A small example code for ETL pipeline can be found in my GitHub.

Introduction to ETL Pipeline

ETL is a specific kind of data pipeline and found very common in usage. ETL stands for Extract, Transform, Load. As the name suggests, an ETL pipeline consists of three distinct but reciprocally connected steps. It is used to orchestrate data from multiple data sources not once but may times to build data storage systems like data warehouses, data hubs or data lakes that exist to support the analytics of an enterprise or data sharing.

Example

Imagine that there is a database that contains web log data. Each entry in the data contains IP address of a user, timestamp, and the link clicked by user.

Think of a scenario where you want to run an analysis of links clicked by city and by day. You would need another data set that maps IP address to a city, and you would also need to extract the day from the timestamp.

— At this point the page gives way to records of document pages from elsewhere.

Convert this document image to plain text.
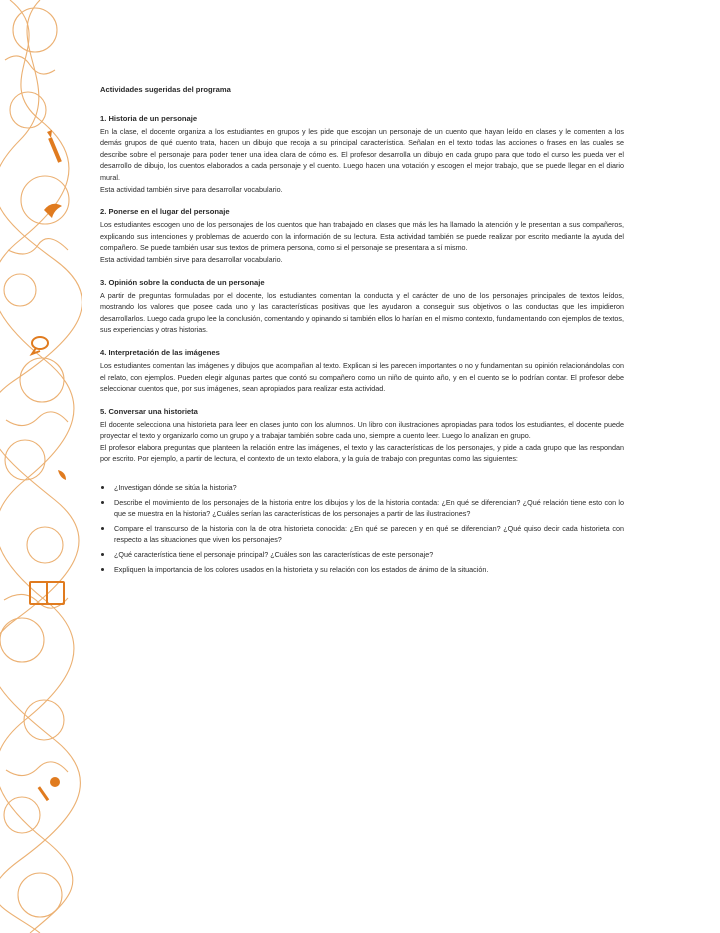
Actividades sugeridas del programa
1. Historia de un personaje

En la clase, el docente organiza a los estudiantes en grupos y les pide que escojan un personaje de un cuento que hayan leído en clases y le comenten a los demás grupos de qué cuento trata, hacen un dibujo que recoja a su principal característica. Señalan en el texto todas las acciones o frases en las cuales se describe sobre el personaje para poder tener una idea clara de cómo es. El profesor desarrolla un dibujo en cada grupo para que todo el curso les pueda ver el desarrollo de dibujo, los cuentos elaborados a cada personaje y el cuento. Luego hacen una votación y escogen el mejor trabajo, que se puede llegar en el diario mural.

Esta actividad también sirve para desarrollar vocabulario.

2. Ponerse en el lugar del personaje

Los estudiantes escogen uno de los personajes de los cuentos que han trabajado en clases que más les ha llamado la atención y le presentan a sus compañeros, explicando sus intenciones y problemas de acuerdo con la información de su lectura. Esta actividad también se puede realizar por escrito mediante la ayuda del compañero. Se puede también usar sus textos de primera persona, como si el personaje se presentara a sí mismo.

Esta actividad también sirve para desarrollar vocabulario.

3. Opinión sobre la conducta de un personaje

A partir de preguntas formuladas por el docente, los estudiantes comentan la conducta y el carácter de uno de los personajes principales de textos leídos, mostrando los valores que posee cada uno y las características positivas que les ayudaron a conseguir sus objetivos o las conductas que les impidieron desarrollarlos. Luego cada grupo lee la conclusión, comentando y opinando si también ellos lo harían en el mismo contexto, fundamentando con ejemplos de textos, sus experiencias y otras historias.

4. Interpretación de las imágenes

Los estudiantes comentan las imágenes y dibujos que acompañan al texto. Explican si les parecen importantes o no y fundamentan su opinión relacionándolas con el relato, con ejemplos. Pueden elegir algunas partes que contó su compañero como un niño de quinto año, y en el cuento se lo podrían contar. El profesor debe seleccionar cuentos que, por sus imágenes, sean apropiados para realizar esta actividad.

5. Conversar una historieta

El docente selecciona una historieta para leer en clases junto con los alumnos. Un libro con ilustraciones apropiadas para todos los estudiantes, el docente puede proyectar el texto y organizarlo como un grupo y a trabajar también sobre cada uno, siempre a cuento leer. Luego lo analizan en grupo.

El profesor elabora preguntas que planteen la relación entre las imágenes, el texto y las características de los personajes, y pide a cada grupo que las respondan por escrito. Por ejemplo, a partir de lectura, el contexto de un texto elabora, y la guía de trabajo con preguntas como las siguientes:

¿Investigan dónde se sitúa la historia?
Describe el movimiento de los personajes de la historia entre los dibujos y los de la historia contada: ¿En qué se diferencian? ¿Qué relación tiene esto con lo que se muestra en la historia? ¿Cuáles serían las características de los personajes a partir de las ilustraciones?
Compare el transcurso de la historia con la de otra historieta conocida: ¿En qué se parecen y en qué se diferencian? ¿Qué quiso decir cada historieta con respecto a las situaciones que viven los personajes?
¿Qué característica tiene el personaje principal? ¿Cuáles son las características de este personaje?
Expliquen la importancia de los colores usados en la historieta y su relación con los estados de ánimo de la situación.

With an ETL pipeline, you could run code once per day that would extract the previous day’s log data, map IP address to city, aggregate link clicks by city, and then load these results into a new database. That way, a data analyst or scientist would have access to a table of log data by city and day. That is more convenient than always having to run the same complex data transformations on the raw web log data.

Using ETL pipeline makes sense because, before the usage of cloud computing, companies and businesses used to store their data on private servers that were expensive and running queries on huge datasets could be very expensive in terms of time and economy.

Stages in ETL

Before loading data into a data storage system, it is essential to prepare it in order. The combination of steps in ETL pipeline provides some functions to assure that the business requirements of the application are achieved.

Basic ETL pipeline can be categorized into following stages:

Extracting data from various sources
Transforming data and readying it for future operations
Loading data into required storage system

Now, let’s look at each step in brief.

Data Extraction

The objective of the extraction process in ETL is to retrieve all the required data from the source with ease. The most common data sources from which data can be extracted are:

Databases
Files
Web
Other sources like user feeds (RSS feeds)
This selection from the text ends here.